Le jeune le prelat 1 , le legat 2 & voyage,
La maladie, la femme aura prouvé
Que pour la mort changera de visage. *1

異文

(1) prelat : Prélat HR
(2) legat : Légat HR

(注記1)この詩の初出である『1567年向けの暦』は現存していないが、エクトール・リゴーが転記したメモは存在している。上記の HR はその略である。
(注記2)ジャン=エメ・ド・シャヴィニーの手稿『散文予兆集成』には掲載されていたが、公刊された文献には収録されなかったため、17世紀の『予言集』各版にも引き継がれなかった。

日本語訳

幼子たち、兄弟姉妹たち、友人たちによって宝は見つかる。
若者、高位聖職者、教皇使節、旅。
病は女性を試すであろう、
死のせいで風貌が変わる前に。

訳について

 1行目の直訳は「幼子たち、兄弟姉妹たち、友人たち、見つけられた宝」。
 3行目は直説法前未来、4行目は直説法単純未来で、時制的には3行目の後4行目の出来事が起こることになる。
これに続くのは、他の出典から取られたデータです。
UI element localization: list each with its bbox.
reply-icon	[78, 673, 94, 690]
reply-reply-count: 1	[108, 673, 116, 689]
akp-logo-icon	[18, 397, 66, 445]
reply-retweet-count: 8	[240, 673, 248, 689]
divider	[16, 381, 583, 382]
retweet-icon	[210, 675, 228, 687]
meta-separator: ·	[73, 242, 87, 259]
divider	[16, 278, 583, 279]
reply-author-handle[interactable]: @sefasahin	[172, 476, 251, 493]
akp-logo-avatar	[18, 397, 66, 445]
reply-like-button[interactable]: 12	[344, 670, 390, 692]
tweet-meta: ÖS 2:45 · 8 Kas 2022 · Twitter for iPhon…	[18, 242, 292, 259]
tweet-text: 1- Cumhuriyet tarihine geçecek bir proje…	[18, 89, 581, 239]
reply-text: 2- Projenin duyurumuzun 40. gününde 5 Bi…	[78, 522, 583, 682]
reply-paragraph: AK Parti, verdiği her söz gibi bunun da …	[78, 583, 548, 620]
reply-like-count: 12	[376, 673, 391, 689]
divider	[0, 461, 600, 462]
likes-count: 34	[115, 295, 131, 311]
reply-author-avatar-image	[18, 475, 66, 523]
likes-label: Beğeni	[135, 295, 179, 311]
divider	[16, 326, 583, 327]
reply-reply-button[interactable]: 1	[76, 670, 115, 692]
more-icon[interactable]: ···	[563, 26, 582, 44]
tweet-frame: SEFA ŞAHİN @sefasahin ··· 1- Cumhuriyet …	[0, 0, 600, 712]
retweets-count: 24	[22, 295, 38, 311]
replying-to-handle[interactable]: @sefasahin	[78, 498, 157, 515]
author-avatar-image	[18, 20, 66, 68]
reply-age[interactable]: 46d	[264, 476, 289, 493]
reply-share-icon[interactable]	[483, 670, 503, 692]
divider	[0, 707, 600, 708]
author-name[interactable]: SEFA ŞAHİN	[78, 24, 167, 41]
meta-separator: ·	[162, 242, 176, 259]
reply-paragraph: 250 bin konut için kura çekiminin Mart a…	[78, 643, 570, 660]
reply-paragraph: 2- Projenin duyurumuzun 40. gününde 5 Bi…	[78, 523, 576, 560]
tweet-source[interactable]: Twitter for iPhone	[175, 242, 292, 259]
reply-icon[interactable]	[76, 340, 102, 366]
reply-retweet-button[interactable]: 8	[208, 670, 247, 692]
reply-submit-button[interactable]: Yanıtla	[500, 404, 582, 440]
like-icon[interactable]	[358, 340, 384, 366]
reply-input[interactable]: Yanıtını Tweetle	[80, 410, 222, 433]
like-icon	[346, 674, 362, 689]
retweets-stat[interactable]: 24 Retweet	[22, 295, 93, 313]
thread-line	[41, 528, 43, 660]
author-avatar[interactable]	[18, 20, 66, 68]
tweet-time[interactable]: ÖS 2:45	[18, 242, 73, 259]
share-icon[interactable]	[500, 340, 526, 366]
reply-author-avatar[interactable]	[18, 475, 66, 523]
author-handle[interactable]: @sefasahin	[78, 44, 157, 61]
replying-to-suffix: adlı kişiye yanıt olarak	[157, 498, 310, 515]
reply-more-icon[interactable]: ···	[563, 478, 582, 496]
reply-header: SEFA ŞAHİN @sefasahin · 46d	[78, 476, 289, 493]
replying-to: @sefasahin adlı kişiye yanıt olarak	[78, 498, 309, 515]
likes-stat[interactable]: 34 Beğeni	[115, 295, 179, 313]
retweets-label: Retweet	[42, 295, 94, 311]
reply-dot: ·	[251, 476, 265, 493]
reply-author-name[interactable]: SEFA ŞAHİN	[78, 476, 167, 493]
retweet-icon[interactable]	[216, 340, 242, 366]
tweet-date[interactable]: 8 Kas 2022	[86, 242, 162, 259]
そこで、4行目冒頭の que は avant que と同じ意味にとった(que が avant que と同じに機能しうることは現代でも中期フランス語でも同じ)。

信奉者側の見解

 ジャン=エメ・ド・シャヴィニーは、『フランスのヤヌス』では解釈していなかったが、手稿『散文予兆集成』の欄外に簡潔なメモを残している。
 彼はこの詩をノストラダムスが死んだ後の遺族の様子と解釈した。1行目は遺産が発見されることで、2行目の「旅」は息子のセザールらがパリに遊学したことを指し、後半は妻らが病気にかかったことだという *2

同時代的な視点

 ノストラダムス家の様子という可能性は確かにあるだろう。ただし、2行目の「教皇使節」「高位聖職者」は明らかに似つかわしくないように思われる。「教皇使節」を意味するlegatはこの場合「遺産」の意味かもしれないし、「高位聖職者」は三男のアンドレがのちに修道士になったことと結びつけることもできるのかもしれないが、やや強引なことは否めない。